I have a setup whereby log messages are pushed by filebeat 5.5.1 running on CentOS 6/7 servers to a Beats input on a 3-node Graylog 2.4.3 cluster. An output (org.graylog.plugins.kafka.KafkaOutput from https://github.com/fbalicchia/graylog-plugin-kafka-inout) on the ‘All messages’ stream on the 3-node cluster sends the messages to a local kafka cluster, and are then consumed by a remote kafka cluster, to be consumed by a 6-node Graylog 2.4.3 cluster, using a Syslog Kafka input.

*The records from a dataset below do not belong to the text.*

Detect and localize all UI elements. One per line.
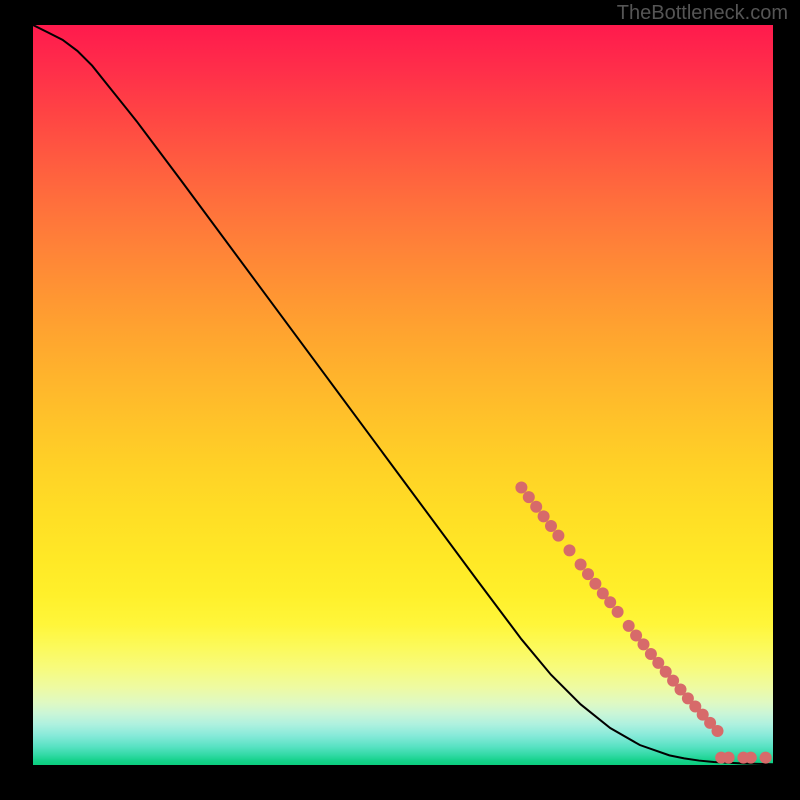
marker-dot: [564, 544, 576, 556]
marker-dot: [604, 596, 616, 608]
marker-dot: [552, 530, 564, 542]
marker-dot: [612, 606, 624, 618]
marker-dot: [715, 752, 727, 764]
marker-dot: [523, 491, 535, 503]
marker-dot: [760, 752, 772, 764]
marker-dot: [530, 501, 542, 513]
watermark-text: TheBottleneck.com: [617, 2, 788, 25]
marker-dot: [697, 709, 709, 721]
marker-dot: [597, 587, 609, 599]
chart-plot-area: [33, 25, 773, 765]
marker-dot: [704, 717, 716, 729]
marker-dot: [737, 752, 749, 764]
marker-dot: [575, 558, 587, 570]
chart-curve: [33, 25, 773, 764]
marker-dot: [660, 666, 672, 678]
marker-dot: [589, 578, 601, 590]
marker-dot: [545, 520, 557, 532]
chart-markers: [515, 482, 771, 764]
marker-dot: [515, 482, 527, 494]
marker-dot: [745, 752, 757, 764]
chart-svg: [33, 25, 773, 765]
marker-dot: [623, 620, 635, 632]
marker-dot: [712, 725, 724, 737]
marker-dot: [582, 568, 594, 580]
marker-dot: [630, 630, 642, 642]
marker-dot: [689, 701, 701, 713]
marker-dot: [682, 692, 694, 704]
marker-dot: [645, 648, 657, 660]
marker-dot: [652, 657, 664, 669]
marker-dot: [667, 675, 679, 687]
marker-dot: [675, 684, 687, 696]
marker-dot: [538, 510, 550, 522]
marker-dot: [723, 752, 735, 764]
marker-dot: [638, 638, 650, 650]
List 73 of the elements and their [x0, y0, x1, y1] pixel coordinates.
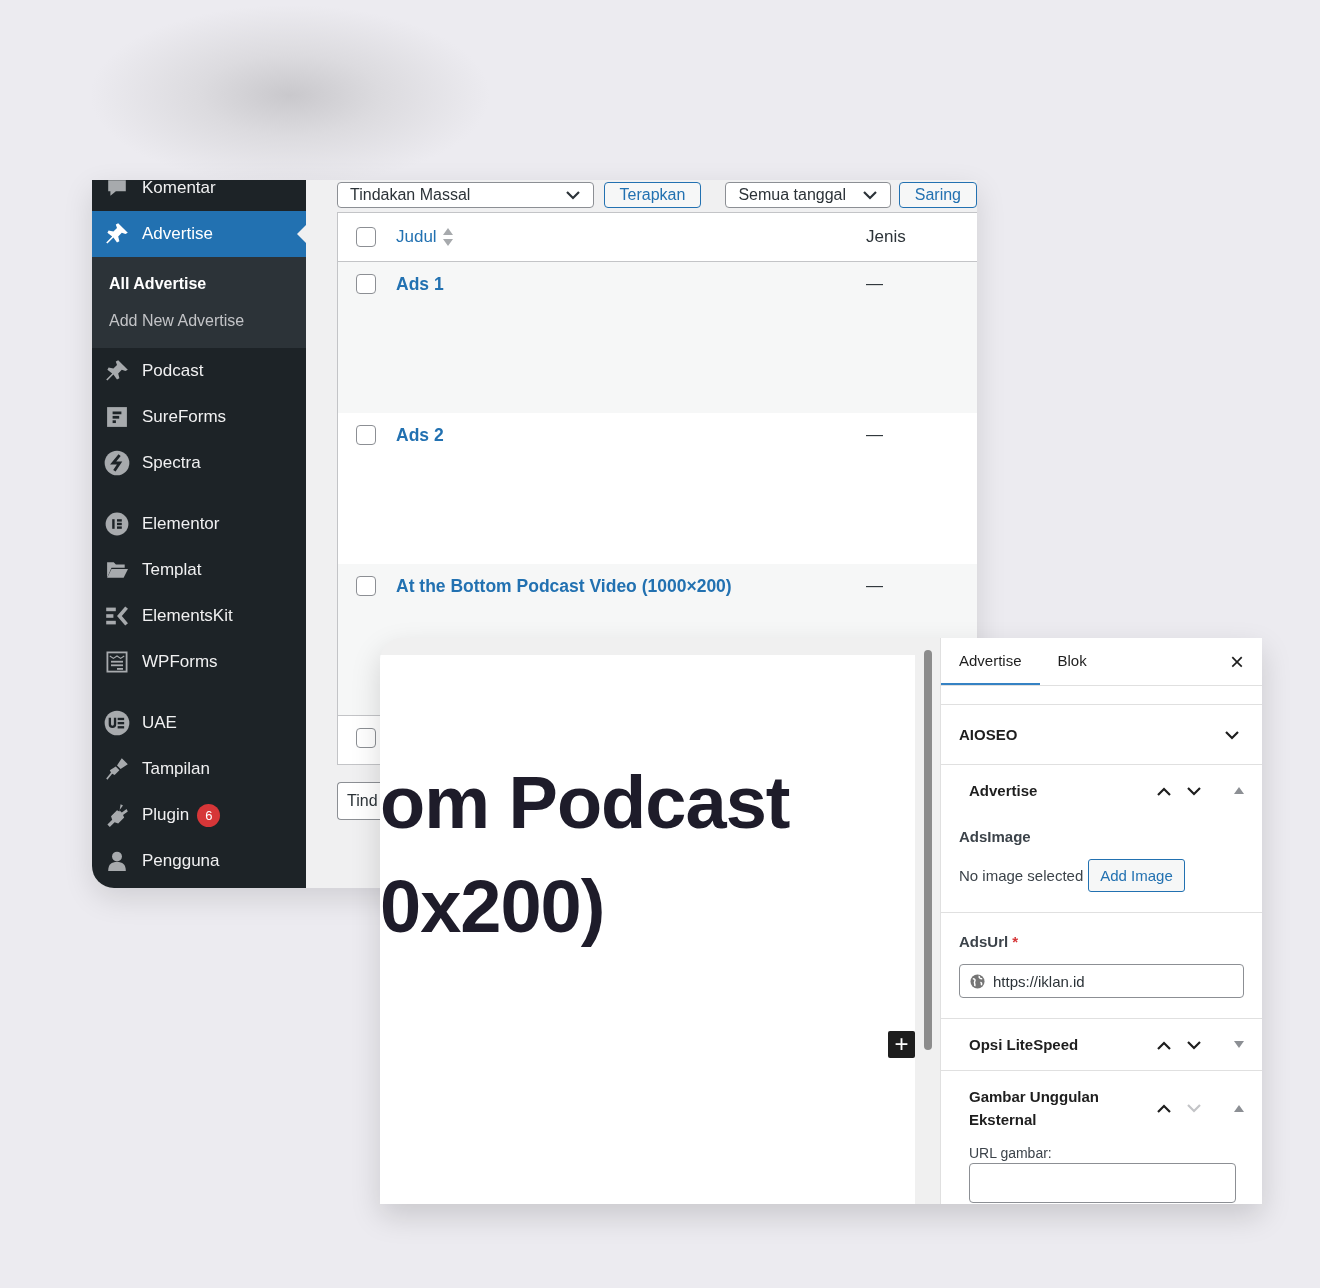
checkbox[interactable] — [355, 576, 376, 596]
circle-logo-icon — [104, 450, 130, 476]
field-label: AdsImage — [959, 828, 1032, 845]
sidebar-item[interactable]: Templat — [92, 547, 306, 593]
apply-button[interactable]: Terapkan — [603, 182, 702, 208]
required-mark: * — [1012, 933, 1019, 950]
chevron-down-icon[interactable] — [1186, 785, 1202, 796]
sidebar-item[interactable]: Advertise — [92, 211, 306, 257]
sidebar-item[interactable]: Elementor — [92, 501, 306, 547]
date-filter-select[interactable]: Semua tanggal — [725, 182, 891, 208]
sidebar-tab[interactable]: Blok — [1039, 638, 1105, 685]
sidebar-item[interactable]: Komentar — [92, 180, 306, 211]
column-sort-link[interactable]: Judul — [396, 227, 437, 247]
sidebar-item[interactable]: ElementsKit — [92, 593, 306, 639]
post-title-link[interactable]: Ads 2 — [396, 425, 444, 446]
close-button[interactable]: × — [1230, 647, 1244, 676]
submenu-item[interactable]: Add New Advertise — [92, 302, 306, 339]
column-header: Jenis — [866, 227, 906, 246]
post-title-link[interactable]: At the Bottom Podcast Video (1000×200) — [396, 576, 732, 597]
panel-toggle[interactable]: AIOSEO — [941, 705, 1262, 764]
chevron-up-icon[interactable] — [1156, 785, 1172, 796]
circle-logo-icon — [104, 710, 130, 736]
globe-icon — [970, 973, 985, 989]
pin-icon — [104, 359, 130, 383]
text-input[interactable] — [969, 1163, 1236, 1203]
triangle-down-icon[interactable] — [1234, 1041, 1244, 1048]
checkbox[interactable] — [355, 274, 376, 294]
chevron-down-icon[interactable] — [1186, 1039, 1202, 1050]
panel-title: Advertise — [969, 781, 1039, 801]
sidebar-item[interactable]: SureForms — [92, 394, 306, 440]
add-image-button[interactable]: Add Image — [1088, 859, 1185, 892]
sidebar-item[interactable]: WPForms — [92, 639, 306, 685]
sidebar-item[interactable]: Plugin 6 — [92, 792, 306, 838]
triangle-up-icon[interactable] — [1234, 787, 1244, 794]
field-label: URL gambar: — [969, 1145, 1053, 1161]
add-block-button[interactable]: + — [888, 1031, 915, 1058]
post-title-link[interactable]: Ads 1 — [396, 274, 444, 295]
pin-icon — [104, 222, 130, 246]
bulk-action-select[interactable]: Tind — [337, 782, 380, 820]
table-cell: — — [866, 425, 883, 444]
sidebar-item[interactable]: Spectra — [92, 440, 306, 486]
sidebar-item[interactable]: UAE — [92, 700, 306, 746]
plug-icon — [104, 803, 130, 827]
field-label: AdsUrl * — [959, 933, 1020, 950]
chevron-up-icon[interactable] — [1156, 1039, 1172, 1050]
url-input[interactable]: https://iklan.id — [959, 964, 1244, 998]
panel-title: Opsi LiteSpeed — [969, 1035, 1080, 1055]
panel-title: Gambar Unggulan Eksternal — [969, 1087, 1100, 1130]
form-icon — [104, 650, 130, 674]
bulk-action-select[interactable]: Tindakan Massal — [337, 182, 594, 208]
brush-icon — [104, 757, 130, 781]
scrollbar-thumb[interactable] — [923, 650, 932, 1050]
checkbox[interactable] — [355, 227, 376, 247]
checkbox[interactable] — [355, 728, 376, 748]
triangle-up-icon[interactable] — [1234, 1104, 1244, 1112]
count-badge: 6 — [197, 803, 221, 827]
sidebar-item[interactable]: Tampilan — [92, 746, 306, 792]
table-cell: — — [866, 576, 883, 595]
chevron-up-icon[interactable] — [1156, 1103, 1172, 1113]
folder-icon — [104, 559, 130, 581]
circle-logo-icon — [104, 512, 130, 536]
status-text: No image selected — [959, 867, 1084, 884]
filter-button[interactable]: Saring — [898, 182, 977, 208]
bars-chevron-icon — [104, 604, 130, 628]
post-heading: om Podcast — [380, 760, 790, 846]
sidebar-item[interactable]: Podcast — [92, 348, 306, 394]
submenu-item[interactable]: All Advertise — [92, 265, 306, 302]
sidebar-tab[interactable]: Advertise — [941, 638, 1040, 685]
checkbox[interactable] — [355, 425, 376, 445]
sidebar-item[interactable]: Pengguna — [92, 838, 306, 884]
square-logo-icon — [104, 406, 130, 428]
table-cell: — — [866, 274, 883, 293]
post-heading: 0x200) — [380, 864, 605, 950]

On the 3-node cluster end, the fields are extracted successfully into ‘source’, ‘timestamp’, ‘message’, ‘facility’, ‘file’, ‘type’ etc. The messages are received successfully at the 6-node end, but the ‘source’ is displayed by Graylog as ‘unknown’, the ‘facility’ is ‘Unknown’ and other beats-related fields don’t exist. I can see that the messages are sent into kafka by the aforementioned output on the 3-node Graylog cluster side in plain text, so this makes sense.
I want the messages in the 6-node Graylog cluster to be in the same format as in the 3-node cluster, i.e. with ‘source’ containing the hostname of the machine generating the message, together with the beats-related fields etc. Would it work if the kafka output plugin on the 3-node cluster side had the option of outputting the messages to kafka in JSON format, with all fields intact? Any other potential solutions?